かろうじて息があったのは俺だけだったという。死体の数は少なかった。  
皆、どこかに連れ去られたらしい。  
あれから何日たったのかは知らない。  
婆さんたちは生死の境をさまよっていた俺を自分たちの住処に運び込み、  
奇妙な歌と薬草で癒した。  
余計な世話だ。あいつを守れなかった俺なんかに、生きている資格などありはしない。  

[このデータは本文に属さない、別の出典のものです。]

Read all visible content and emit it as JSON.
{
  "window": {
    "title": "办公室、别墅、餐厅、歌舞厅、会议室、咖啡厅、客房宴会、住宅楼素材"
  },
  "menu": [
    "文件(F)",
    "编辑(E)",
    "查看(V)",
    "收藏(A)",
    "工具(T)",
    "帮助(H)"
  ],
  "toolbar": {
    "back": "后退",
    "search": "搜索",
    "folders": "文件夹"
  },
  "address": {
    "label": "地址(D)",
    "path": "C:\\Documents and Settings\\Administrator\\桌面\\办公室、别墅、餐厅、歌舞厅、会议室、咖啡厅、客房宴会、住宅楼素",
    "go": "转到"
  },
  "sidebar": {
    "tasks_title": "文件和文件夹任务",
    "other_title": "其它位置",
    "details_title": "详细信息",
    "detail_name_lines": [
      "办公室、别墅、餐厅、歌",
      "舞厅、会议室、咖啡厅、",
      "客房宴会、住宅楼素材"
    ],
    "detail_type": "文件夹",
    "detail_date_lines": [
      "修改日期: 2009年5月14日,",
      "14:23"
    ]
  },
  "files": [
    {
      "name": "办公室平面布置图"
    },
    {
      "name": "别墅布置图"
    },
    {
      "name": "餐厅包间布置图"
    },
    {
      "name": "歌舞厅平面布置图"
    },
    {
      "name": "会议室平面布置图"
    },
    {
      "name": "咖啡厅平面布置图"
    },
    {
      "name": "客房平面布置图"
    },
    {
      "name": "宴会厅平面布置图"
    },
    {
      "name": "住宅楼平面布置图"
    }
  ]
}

俺は、自分の闇に閉じこもる。後悔と自己憐憫にまみれた、情けない闇に。  
婆さんのせいで思い出してしまった、ギンの匂いを抱いて。  
 
ギンの、匂い。  
俺は飛び起きようとする。どこからかかすかに、ほんのかすかに。匂いがする。  
確かめたい。だが、身体に力が入らない。  
 
「婆さん、いるか?」  
 
入ってきたのは、婆さんのツレの妙に背の高い灰毛のオトコだった。  
 
「なんだい」  
「ガキが倒れてたから拾ってきた。なんか食わせてやってくれ」  
 
オトコは無造作に背中に背負っていたガキを下ろす。  
黒い。ギンじゃない。ギンよりずっと小さい。しかし。  
この匂いは。  
 
俺は驚く婆さんを尻目に、渾身の力を振り絞って立ち上がり、  
よろけながらガキのところに歩く。  
ギンの匂い。しかも、“サカリ”のときのギンの匂いだ。  
なんで、こんなガキの身体から、そんな匂いが。  
 
「……ギンを、知ってる?」  
 
ガキが俺に尋ねる。真剣な声で。  
 
「ギンの身体、あなたの匂いしてた。……あなたが、ギンの大好きなヒト?」  
「……あいつは生きているのか?」  
 
ガキは頷く。  
 
「捕まってたとこから、おれひとり、逃がしてくれた。おれ、ギンを助けたいんだ。  
 力、……貸してほしい」  
 
まっすぐな目で。  
あの初夏の日のあいつのようなまっすぐな目で、ガキは俺を見上げて言った。  
俺は笑う。力の入らない身体で。涙を流して。声を上げて。  
息が漏れる程度の、か細い笑い声。これが、今の俺だ。  
こんなんじゃ、だめだ。  
俺は、こぶしを握る。  
 
「……婆さん、さっきの食い物、まだあるか」  
 
俺は婆さんが差し出した器を奪い取り、中に入ったどろどろの食い物を腹に流し込む。  
こんなところで倒れてなんかいられない。俺は、元気になる。  
そして、もう一度。  
あいつを取り戻す。この腕で、抱きしめる。